Lumajang,- Aktivitas Gunung Semeru di perbatasan Kabupaten Lumajang dan Malang, Jawa Timur, masih tergolong tinggi. Ini ditandai dengan kejadian awan panas guguran (APG) berulang selama periode 1–14 Februari 2026.
Pelaksana Tugas Kepala Badan Geologi, Lana Satria, mengatakan pada Sabtu 14 Februari 2026 teramati dua kali awan panas guguran. Adapun jarak luncur mencapai 6.000 meter ke arah tenggara dari puncak.
“Selama periode 1–13 Februari 2026, APG juga beberapa kali teramati dengan jarak luncur 2.500 hingga 4.000 meter disertai guguran material,” katanya dalam keterangan tertulis, Minggu, 15 Februari 2026.
Ia menjelaskan, aktivitas kegempaan didominasi gempa letusan, guguran, embusan, dan tremor harmonik. Hal tersebut menunjukkan masih adanya suplai material dari bawah permukaan ke puncak.
Selain itu, data tiltmeter di Stasiun Argosuko menunjukkan perubahan cepat yang diinterpretasikan sebagai respons mekanik pada sistem dangkal gunung api. Berdasarkan evaluasi, tingkat aktivitas Gunung Semeru tetap pada Level III (Siaga).
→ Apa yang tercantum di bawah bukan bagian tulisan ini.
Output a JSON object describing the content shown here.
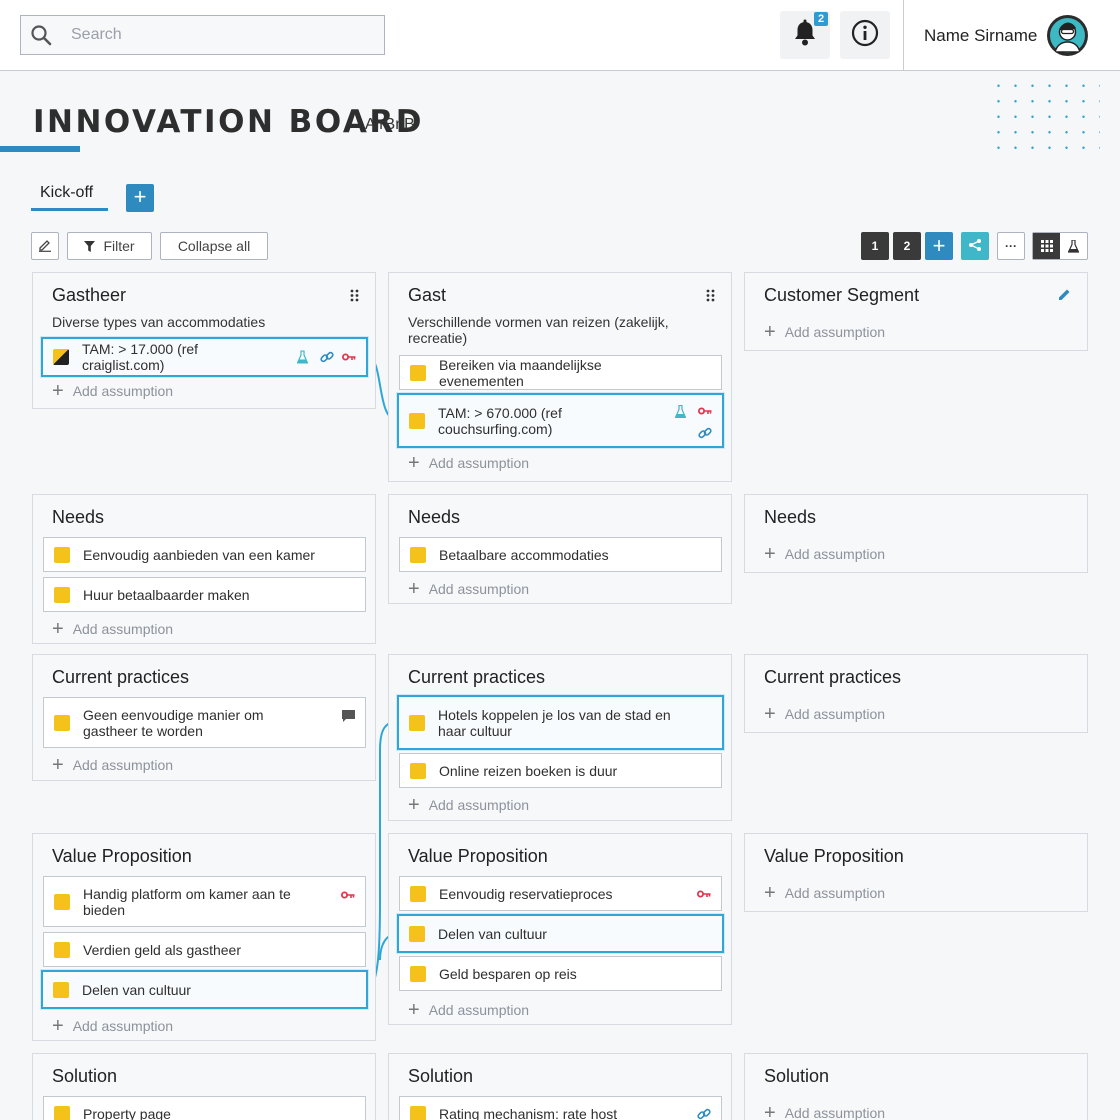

Masyarakat dilarang beraktivitas dalam radius 5 kilometer dari kawah Jonggring Seloko dan sektor tenggara sejauh 13 kilometer. Serta berpotensi meluas hingga 17 kilometer sepanjang aliran Besuk Kobokan.
Warga juga diminta mewaspadai potensi awan panas, guguran lava, serta lahar di sepanjang aliran sungai yang berhulu di puncak Gunung Semeru. Terutama Besuk Kobokan dan sekitarnya.